Several limitations of this study must be mentioned. Because the participants were Chinese patients with type 2 diabetes, the results might not be generalizable to other populations. Additionally, due to the cross-sectional nature of this study, we are not able to establish the causal relationship between decreased UUAE and CKD. Prospective studies are needed to determine the relationship between UUAE and CKD. Finally, the examination of UUAE was determined by a single 24-h urine collection rather than three successive collections. Thus, the fluctuations of UUAE could not be minimized. However, when a careful protocol is followed, and the patients strictly follow a standard diet, the difference in 24-h uric acid excretion is very minor [46]. Furthermore, it might be impractical to collect three urinary samples in clinical practice.

Conclusions

Our results suggest that decreased UUAE is independently associated with the presence of CKD but not with carotid atherosclerosis in type 2 diabetes.
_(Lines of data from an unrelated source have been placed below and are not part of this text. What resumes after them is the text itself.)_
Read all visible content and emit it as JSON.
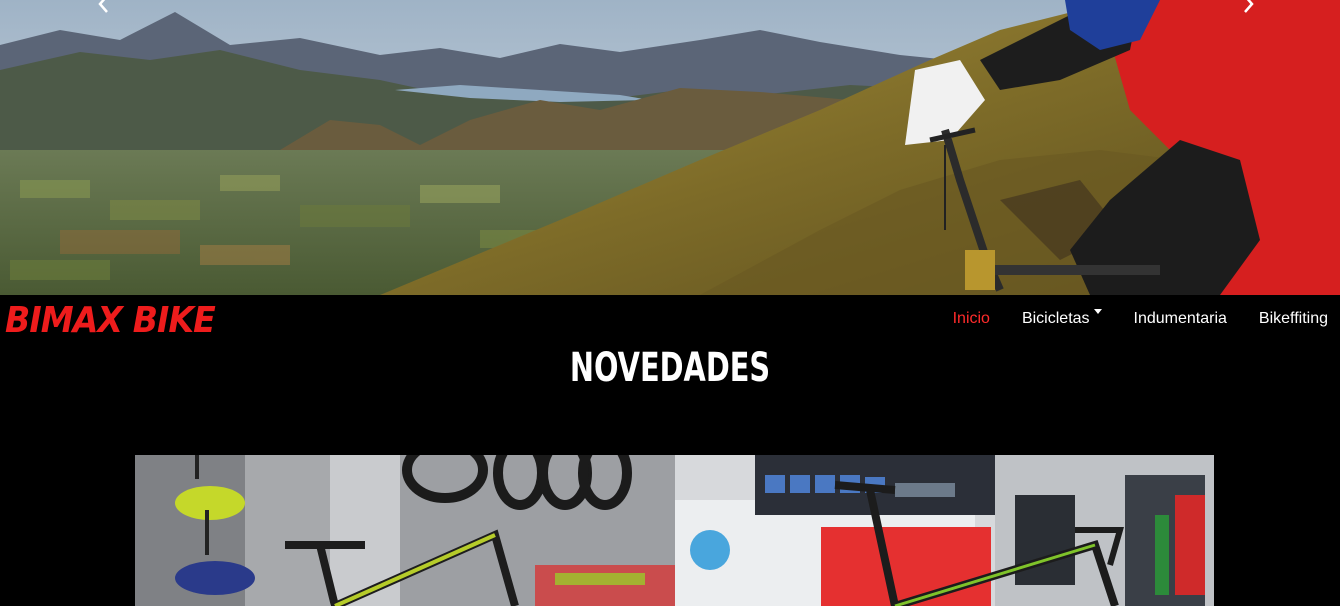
{
  "hero": {
    "prev_icon": "chevron-left-icon",
    "next_icon": "chevron-right-icon"
  },
  "navbar": {
    "brand": "BIMAX BIKE",
    "brand_color": "#ee1c1c",
    "active_color": "#ff2b2b",
    "links": [
      {
        "label": "Inicio",
        "active": true
      },
      {
        "label": "Bicicletas",
        "dropdown": true
      },
      {
        "label": "Indumentaria"
      },
      {
        "label": "Bikeffiting"
      }
    ]
  },
  "section": {
    "title": "NOVEDADES"
  }
}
Decreased UUAE levels might serve as a simple and useful marker for predicting the occurrence and progression of CKD in type 2 diabetes. In selected populations, such as patients with type 2 diabetes, the role of uric acid in atherosclerosis might result from other concomitant atherosclerotic risk factors, such as CKD. Further study is required to determine whether promoting UUAE represents a new therapeutic target for the prevention of CKD in type 2 diabetes.